All the coverage on maneuver warfare leaves me uneasy for several reasons: First, I’m not sure how its proponents conceive of its application to a given body of troops. Perhaps at the field marshal level a genius of war can, with imagination, intuition, reliable intelligence, and daring, launch his forces on a series of lightning thrusts that will dismember the enemy-body, brain, and/or will. History is full of stories of successful small unit leaders who were able to succeed because of their aggressive exploitation of opportunities. But I need to hear more about how this technique or doctrine is superimposed upon an entire division or, in our case, a MAF without a certain amount of chaos resulting. Somewhere in the organization, training, and employing of forces, all the trappings of “cookbook recipes” so lightly dismissed by the maneuverists are required. If the maneuverists are talking about good old flexibility, and boldness, I can applaud the objective but am bewildered by all the fuss over something so obvious. But if they are advocating some dramatic new doctrine that rejects fire team, squad, platoon, company, and battalion formations, or recognizable patterns of maneuver, then I think they may be candidates for processing under ALMAR 246-81. History has produced precious few military geniuses, and they have been most recognizable when they were in command of all the forces involved: combat, combat support, and combat service support. I have difficulty with a concept that appears to presume this level of competence down to and including the small unit level.

Second, there is an obvious inconsistency between “mission order tactics” without detailed control and “completely integrated logistical and tactical considerations,” to say nothing of the coordination of supporting arms and adjacent units. Very few logisticians exist in the Marine Corps, and none of them are mind-readers. In the tactical arena, fire and maneuver must be closely integrated, and they both must be continuously supported. This requires, unfortunately, detailed control of all elements of the MAGTF, and its subordinate units. I won’t even go into the demands placed on the communicators by the freewheeling approach.
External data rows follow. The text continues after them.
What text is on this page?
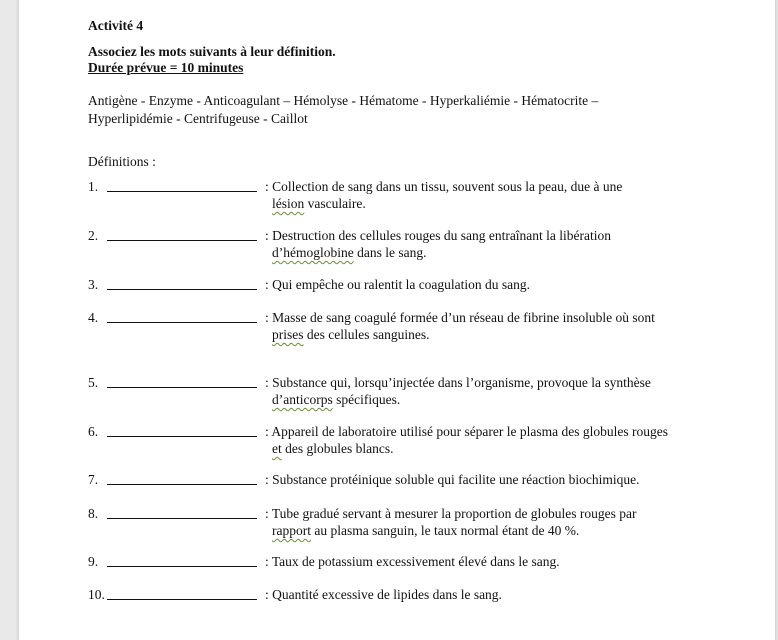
Activité 4
Associez les mots suivants à leur définition.
Durée prévue = 10 minutes
Antigène - Enzyme - Anticoagulant – Hémolyse - Hématome - Hyperkaliémie - Hématocrite –
Hyperlipidémie - Centrifugeuse - Caillot
Définitions :
1.	: Collection de sang dans un tissu, souvent sous la peau, due à une
lésion vasculaire.
2.	: Destruction des cellules rouges du sang entraînant la libération
d’hémoglobine dans le sang.
3.	: Qui empêche ou ralentit la coagulation du sang.
4.	: Masse de sang coagulé formée d’un réseau de fibrine insoluble où sont
prises des cellules sanguines.
5.	: Substance qui, lorsqu’injectée dans l’organisme, provoque la synthèse
d’anticorps spécifiques.
6.	: Appareil de laboratoire utilisé pour séparer le plasma des globules rouges
et des globules blancs.
7.	: Substance protéinique soluble qui facilite une réaction biochimique.
8.	: Tube gradué servant à mesurer la proportion de globules rouges par
rapport au plasma sanguin, le taux normal étant de 40 %.
9.	: Taux de potassium excessivement élevé dans le sang.
10.	: Quantité excessive de lipides dans le sang.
The need to command, control, and support certainly inhibits flexibility, but need not destroy it, nor render imagination and genius ineffective. But I haven’t seen a thoughtful examination of all the ramifications of the “turn them loose” approach yet.

Third, I am concerned that the application of maneuver warfare, with its undeniable roots in land warfare, to the amphibious Marine Corps can lead to a fascination for land vehicles and tactical “mobility” for sustained land warfare that is inconsistent with our primary mission and statutory areas of responsibility. The resulting changes to our force structure, manpower, and training needs, and even our naval identity could lead us down the proverbial rabbit trail and away from areas of our more legitimate concern. I would suggest that our real need in the mobility area is not so much a way to increase or extend our land mobility, but a light, effective, and reliable way or ways to decrease the enemy’s mobility. Although over-simplified, the points is: we don’t need more tracked vehicles; we need more tracked vehicle killers.

Finally, I don’t see a careful consideration of the difference between strategic and tactical maneuver, nor of the relevancy of either to a Service’s primary mission. The simplistic embrace of maneuver warfare leads inevitably to more mechanization as a means of tactical mobility. The effect on strategic mobility is seldom thrown into the analysis. Getting there may not be half the fun, but it’s a prerequisite to what fun there might be. What the relevance of all this tactical mobility is to a Service structured for violent assault, short operations, and stubborn defense is not clear. The promised mobility might be more mirage than oasis. Machines that can’t be maintained or supplied or operated are hardly “force multipliers.” The maneuverists task the combat service support element with providing flexible, responsive support, but there is precious little analysis of the feasibility of this tasking, nor examination of the difference between maneuver warfare fought close to a friendly industrial base and maneuver warfare fought at the end of a 10,000-mile sea line of communication.